In the spring of 1996 I participated in a panel discussion of pedagogical theory and gender diversity at the New York University’s School of Law: A Public Discussion of Voices in the Classroom. To this panel discussion I did not bring experience as a lawyer, a law professor, or even a law student. My experience with the law was limited to a few traffic tickets and some moderately extensive case studies of law students who were struggling to learn the material in their case books. These students sought my help as the director of a university reading clinic when they believed that reading disorders were hindering their efforts in law school. From this experience with struggling law students I found that what educators know about reading comprehension could be used to improve the text learning of law students.

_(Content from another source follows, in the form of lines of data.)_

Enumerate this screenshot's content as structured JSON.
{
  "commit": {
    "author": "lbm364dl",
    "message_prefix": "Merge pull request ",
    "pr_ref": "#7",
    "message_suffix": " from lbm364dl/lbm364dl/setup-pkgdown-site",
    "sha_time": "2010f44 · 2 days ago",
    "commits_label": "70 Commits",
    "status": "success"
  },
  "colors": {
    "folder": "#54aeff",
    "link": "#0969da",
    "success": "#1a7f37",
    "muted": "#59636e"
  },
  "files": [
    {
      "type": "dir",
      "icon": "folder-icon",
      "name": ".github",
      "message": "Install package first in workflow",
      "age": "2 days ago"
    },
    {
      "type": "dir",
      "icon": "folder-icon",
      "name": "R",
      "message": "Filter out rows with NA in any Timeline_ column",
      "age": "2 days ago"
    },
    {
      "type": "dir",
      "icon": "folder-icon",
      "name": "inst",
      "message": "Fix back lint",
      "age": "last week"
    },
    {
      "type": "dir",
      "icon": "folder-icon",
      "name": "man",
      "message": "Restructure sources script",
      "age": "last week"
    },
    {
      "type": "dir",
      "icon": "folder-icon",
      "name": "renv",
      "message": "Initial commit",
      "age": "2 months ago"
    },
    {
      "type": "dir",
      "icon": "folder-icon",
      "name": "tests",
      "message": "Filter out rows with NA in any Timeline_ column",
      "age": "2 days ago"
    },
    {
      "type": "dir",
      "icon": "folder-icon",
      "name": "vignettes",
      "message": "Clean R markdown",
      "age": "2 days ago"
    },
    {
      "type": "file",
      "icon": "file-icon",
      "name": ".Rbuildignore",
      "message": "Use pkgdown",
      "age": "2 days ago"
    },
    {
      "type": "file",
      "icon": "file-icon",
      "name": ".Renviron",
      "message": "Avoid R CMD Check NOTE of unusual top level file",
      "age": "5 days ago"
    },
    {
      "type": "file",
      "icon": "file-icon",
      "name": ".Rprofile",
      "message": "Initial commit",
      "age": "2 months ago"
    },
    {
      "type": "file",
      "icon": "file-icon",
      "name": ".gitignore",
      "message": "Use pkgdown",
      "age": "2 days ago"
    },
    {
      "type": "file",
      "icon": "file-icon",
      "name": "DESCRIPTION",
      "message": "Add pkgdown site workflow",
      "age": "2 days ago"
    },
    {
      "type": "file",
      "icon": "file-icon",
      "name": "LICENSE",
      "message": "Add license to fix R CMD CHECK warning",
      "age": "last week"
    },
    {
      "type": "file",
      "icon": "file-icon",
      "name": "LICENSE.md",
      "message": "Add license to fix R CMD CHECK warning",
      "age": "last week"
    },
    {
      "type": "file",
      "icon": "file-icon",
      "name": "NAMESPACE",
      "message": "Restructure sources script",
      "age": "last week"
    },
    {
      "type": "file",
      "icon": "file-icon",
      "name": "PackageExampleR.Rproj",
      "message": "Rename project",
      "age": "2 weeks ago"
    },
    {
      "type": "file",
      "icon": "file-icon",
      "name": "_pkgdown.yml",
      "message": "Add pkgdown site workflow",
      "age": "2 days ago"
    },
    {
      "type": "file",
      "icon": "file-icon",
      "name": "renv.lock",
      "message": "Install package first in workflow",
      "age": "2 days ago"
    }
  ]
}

To the panel discussion at New York University I brought knowledge of reading theory and instructional practices that support the reading of complex material like legal case books. My comments at the symposium were not focused directly on issues of gender, but rather on what cognitive theory has to say about reading and learning with text. Educators have learned a great deal about how knowledge is created from text and how instructors can aid this learning process. In this article I will first explore some characteristics of reading with an emphasis on reading in complex domains like law. Next, I will discuss what we know about the differences in reading between successful and less successful law students. Finally, I will situate the reading assignments of law students in their classroom and suggest what instructors might do to improve their students’ learning with text. These suggestions will require an examination of the case method and the Socratic method of questioning that often accompanies the reading of appellate cases.